Méthodologie et architecture du modèle
Le socle d’AlphaGenome Atlas repose sur le modèle AlphaGenome, entraîné sur des bases de données publiques d’ADN humain et de souris. Cette approche multi‑espèces permet d’apprendre les corrélations entre changements de séquence et fonctions biologiques. Le modèle, probablement basé sur des architectures de type transformer, a été pré‑calculé pour l’ensemble des 9 milliards de variantes, générant un jeu de données d’environ 1 pétaoctet. Le pré‑calcul permet d’interroger instantanément les prédictions via un portail web, la plateforme Antigravity et l’interface AlphaGenome.
Analyse du Variant Impact Score (AVI)
Pour aider les chercheurs à prioriser les variantes, DeepMind introduit le Variant Impact Score (AVI). Ce score combine les sorties d’AlphaGenome avec d’autres modèles internes de prédiction d’effets génétiques. En pratique, il classe chaque mutation selon son potentiel de perturbation moléculaire, facilitant le tri parmi les milliards de possibilités. Le score est calculé en temps réel lors de la requête, mais repose sur les valeurs pré‑calculées du dataset, ce qui garantit rapidité et cohérence.

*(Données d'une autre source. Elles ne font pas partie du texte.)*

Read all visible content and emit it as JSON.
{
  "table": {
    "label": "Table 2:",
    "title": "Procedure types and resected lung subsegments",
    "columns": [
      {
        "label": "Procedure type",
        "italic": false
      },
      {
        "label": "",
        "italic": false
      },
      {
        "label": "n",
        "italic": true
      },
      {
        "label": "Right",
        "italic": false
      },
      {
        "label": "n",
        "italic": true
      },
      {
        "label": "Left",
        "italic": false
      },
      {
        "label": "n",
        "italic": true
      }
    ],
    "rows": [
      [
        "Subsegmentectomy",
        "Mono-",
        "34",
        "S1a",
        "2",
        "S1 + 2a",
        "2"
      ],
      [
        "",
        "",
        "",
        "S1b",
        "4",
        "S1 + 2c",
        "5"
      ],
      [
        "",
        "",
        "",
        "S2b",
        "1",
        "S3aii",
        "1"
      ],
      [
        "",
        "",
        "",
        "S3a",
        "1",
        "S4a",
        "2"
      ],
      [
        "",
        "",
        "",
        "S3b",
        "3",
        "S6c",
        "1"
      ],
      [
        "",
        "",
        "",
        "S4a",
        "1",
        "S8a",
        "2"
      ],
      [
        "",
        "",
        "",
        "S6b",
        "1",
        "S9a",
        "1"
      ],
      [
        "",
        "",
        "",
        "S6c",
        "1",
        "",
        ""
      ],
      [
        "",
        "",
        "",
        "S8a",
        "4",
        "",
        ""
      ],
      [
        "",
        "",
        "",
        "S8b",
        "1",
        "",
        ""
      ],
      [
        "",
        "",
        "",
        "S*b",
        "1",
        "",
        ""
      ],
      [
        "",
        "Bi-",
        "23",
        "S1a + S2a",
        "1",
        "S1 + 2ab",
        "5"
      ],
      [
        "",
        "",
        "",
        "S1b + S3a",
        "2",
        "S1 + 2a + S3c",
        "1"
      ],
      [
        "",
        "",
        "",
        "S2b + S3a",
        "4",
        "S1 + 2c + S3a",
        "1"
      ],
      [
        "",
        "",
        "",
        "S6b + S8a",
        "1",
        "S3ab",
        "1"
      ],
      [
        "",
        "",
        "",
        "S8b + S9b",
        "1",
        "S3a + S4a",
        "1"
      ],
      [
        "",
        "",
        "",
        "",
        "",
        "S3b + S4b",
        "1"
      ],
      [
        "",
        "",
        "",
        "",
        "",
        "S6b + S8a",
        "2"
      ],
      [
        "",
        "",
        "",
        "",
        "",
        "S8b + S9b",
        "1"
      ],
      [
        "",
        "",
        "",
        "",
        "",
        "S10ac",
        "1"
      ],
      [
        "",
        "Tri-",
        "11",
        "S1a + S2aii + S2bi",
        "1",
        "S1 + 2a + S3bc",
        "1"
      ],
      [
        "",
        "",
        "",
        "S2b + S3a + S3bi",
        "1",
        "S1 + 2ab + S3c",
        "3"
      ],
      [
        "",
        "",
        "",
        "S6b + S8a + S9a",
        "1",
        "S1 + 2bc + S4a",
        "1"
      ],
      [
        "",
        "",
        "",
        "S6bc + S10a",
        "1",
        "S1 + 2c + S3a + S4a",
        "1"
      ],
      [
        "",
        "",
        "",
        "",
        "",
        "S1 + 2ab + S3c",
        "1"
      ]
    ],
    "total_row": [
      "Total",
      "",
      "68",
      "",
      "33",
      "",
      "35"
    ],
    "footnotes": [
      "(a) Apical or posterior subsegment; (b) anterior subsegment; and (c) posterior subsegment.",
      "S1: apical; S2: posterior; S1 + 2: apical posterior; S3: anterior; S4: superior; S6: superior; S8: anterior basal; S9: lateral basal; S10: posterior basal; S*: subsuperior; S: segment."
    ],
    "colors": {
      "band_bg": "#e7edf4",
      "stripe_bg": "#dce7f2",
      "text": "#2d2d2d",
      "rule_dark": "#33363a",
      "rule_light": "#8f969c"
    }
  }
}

Limites et perspectives d’utilisation
Malgré l’ampleur du catalogue, les prédictions restent in silico et nécessitent une validation expérimentale. Les régions non codantes, bien que largement couvertes, sont moins bien caractérisées que les exons, ce qui peut réduire la précision du modèle dans ces zones. De plus, l’entraînement sur des bases publiques implique une dépendance aux biais de ces jeux de données. L’accès est actuellement limité à un usage non commercial via le site de Google, avec une extension prévue sur Google Cloud pour les partenaires industriels. Cette ouverture pourrait accélérer les projets de découverte de médicaments, mais soulève des questions de confidentialité des données génomiques et de responsabilité en cas d’erreur de prédiction.